Re: bipedalism

Kiran Wagle (groo@netcom.com)
Sat, 15 Apr 1995 10:58:04 GMT

Elaine@desco.demon.co.uk (Elaine Morgan) wrote:

> The fact remains that ...none of them gets endorsed by a majority of the
> peer group as sufficiently persuasive to make further speculation
> redundant.

Can you say the AAT gets endorsed by a majority of the peer group as
sufficiently persuasive?

> You are only saying what one reviewer said, that we have a plethora of
> theories about bipedalism rather than the paucity that AAT suggests.
> Can't you see it comes to the same thing?

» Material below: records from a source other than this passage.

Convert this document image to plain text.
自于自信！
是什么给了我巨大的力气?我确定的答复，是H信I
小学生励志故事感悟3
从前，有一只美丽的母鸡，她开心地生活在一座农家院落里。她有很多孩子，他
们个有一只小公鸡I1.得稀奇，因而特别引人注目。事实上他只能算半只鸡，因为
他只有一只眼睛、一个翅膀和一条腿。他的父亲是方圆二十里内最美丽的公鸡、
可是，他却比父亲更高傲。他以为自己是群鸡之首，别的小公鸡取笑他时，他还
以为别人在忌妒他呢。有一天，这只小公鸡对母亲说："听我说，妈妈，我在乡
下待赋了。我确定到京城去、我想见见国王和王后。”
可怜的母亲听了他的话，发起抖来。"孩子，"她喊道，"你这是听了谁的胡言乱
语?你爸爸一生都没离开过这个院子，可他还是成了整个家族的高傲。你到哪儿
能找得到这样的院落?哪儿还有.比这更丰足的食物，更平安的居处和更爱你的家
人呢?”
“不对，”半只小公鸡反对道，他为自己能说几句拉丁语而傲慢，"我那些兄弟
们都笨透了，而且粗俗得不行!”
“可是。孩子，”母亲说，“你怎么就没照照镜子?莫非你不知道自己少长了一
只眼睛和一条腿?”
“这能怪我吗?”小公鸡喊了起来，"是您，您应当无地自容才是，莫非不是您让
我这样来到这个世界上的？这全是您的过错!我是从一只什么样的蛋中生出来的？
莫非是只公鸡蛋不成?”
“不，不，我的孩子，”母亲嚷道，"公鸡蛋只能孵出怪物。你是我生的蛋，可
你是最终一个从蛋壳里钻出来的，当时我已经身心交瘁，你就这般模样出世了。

It doesn't seem like the same thing to me. If AAT suggests a paucity of
theories, it's one idea amongst very few ideas, and as such may carry more

weight than it would if we have lots plausible ideas that don't require
this extra step (of dwelling in water.)

> As long as anthropologists insist on posing the wrong question "Why
> did bipedalism emerge on the savannah?" they will continue to get a
> long string of half-baked and far-fetched speculations. The answer to
> "Why did bipedalism emerge in water?" does not have a plethora of
> answers, it has one. Unlike any of the savannah ones it can be
> expressed in a sentence: to keep their heads above water.

Awright. But: DID bipedalism emerge in water? That's a big claim, IMO.